The FDI inflows in the first quarter at $1.7 billion suggest that last years’ mark of $7.8 billion is likely to be exceeded this year.

The high fuel prices suffered throughout the last year appear to be softening but the fact that major economies of the world are expected to see continuation of economic growth trend implies that demand pressure on energy supplies will remain.

But the prices of sensitive items such as foodgrain and energy have increased at a much higher rate in the first six months of the year.

The policy interest rates, the repo and reverse repo rates, had increased in the first quarter by 50 basis points in the context of rising interest rates globally and the concerns over rising inflation rate.

There was also a concern that the consumer credit is rising at unprecedented rates and there is a need to ensure better quality of credit at such pace of expansion.
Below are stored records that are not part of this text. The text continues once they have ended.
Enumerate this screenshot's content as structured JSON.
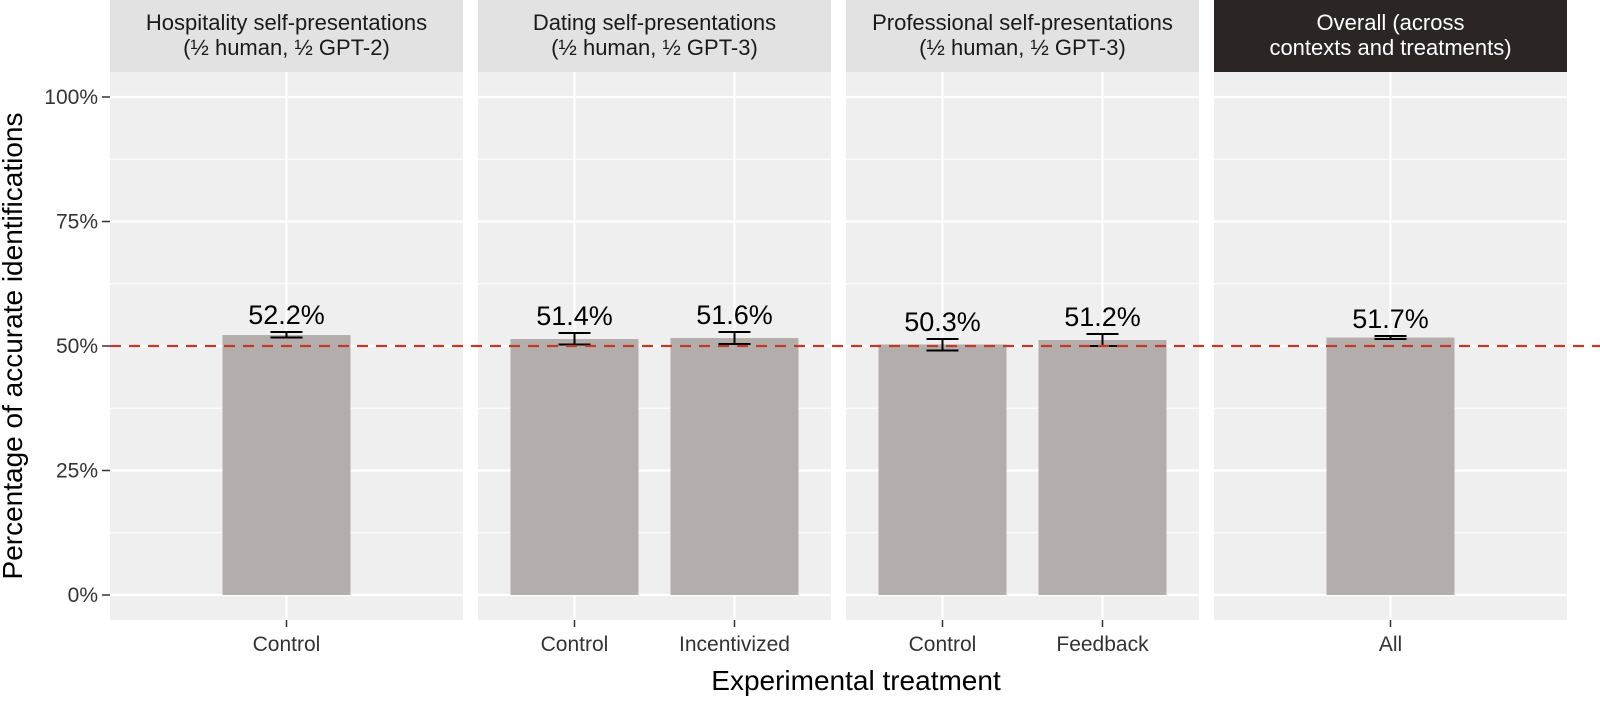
{
  "chart_data": {
    "type": "bar",
    "xlabel": "Experimental treatment",
    "ylabel": "Percentage of accurate identifications",
    "ylim": [
      0,
      1.1
    ],
    "y_ticks": [
      0,
      0.25,
      0.5,
      0.75,
      1.0
    ],
    "y_tick_labels": [
      "0%",
      "25%",
      "50%",
      "75%",
      "100%"
    ],
    "reference_line": {
      "y": 0.5,
      "style": "dashed",
      "color": "#c0392b"
    },
    "grid": true,
    "bar_color": "#b3aeab",
    "panel_background": "#efefef",
    "panels": [
      {
        "title_lines": [
          "Hospitality self-presentations",
          "(½ human, ½ GPT-2)"
        ],
        "highlight": false,
        "categories": [
          "Control"
        ],
        "values": [
          0.522
        ],
        "error_low": [
          0.517
        ],
        "error_high": [
          0.528
        ],
        "value_labels": [
          "52.2%"
        ]
      },
      {
        "title_lines": [
          "Dating self-presentations",
          "(½ human, ½ GPT-3)"
        ],
        "highlight": false,
        "categories": [
          "Control",
          "Incentivized"
        ],
        "values": [
          0.514,
          0.516
        ],
        "error_low": [
          0.503,
          0.504
        ],
        "error_high": [
          0.526,
          0.528
        ],
        "value_labels": [
          "51.4%",
          "51.6%"
        ]
      },
      {
        "title_lines": [
          "Professional self-presentations",
          "(½ human, ½ GPT-3)"
        ],
        "highlight": false,
        "categories": [
          "Control",
          "Feedback"
        ],
        "values": [
          0.503,
          0.512
        ],
        "error_low": [
          0.491,
          0.5
        ],
        "error_high": [
          0.514,
          0.524
        ],
        "value_labels": [
          "50.3%",
          "51.2%"
        ]
      },
      {
        "title_lines": [
          "Overall (across",
          "contexts and treatments)"
        ],
        "highlight": true,
        "categories": [
          "All"
        ],
        "values": [
          0.517
        ],
        "error_low": [
          0.514
        ],
        "error_high": [
          0.52
        ],
        "value_labels": [
          "51.7%"
        ]
      }
    ]
  }
}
The rise in interest rates has been a cause of concern in the context of the adverse impact of higher interest rates on investment spending.

In the mid-year review of the monetary policy, RBI has increased the repo rate by 25 basis points raising it to 7.25 per cent while keeping the bank rate, reverse repo rate and CRR unchanged. The increase in repo rate raises the cost of short-term funds to the banks.

However, whether this is passed on to lending rates would depend on a host of other factors such as availability of liquid funds from other sources. It may also lead the banks to use funds more efficiently.

The revised projections for 2006-07 indicate a higher current account deficit of 2.1 per cent of GDP and lower gross fiscal deficit of the Centre at 3.7 per cent of GDP. The inflation rate is projected at 5 per cent.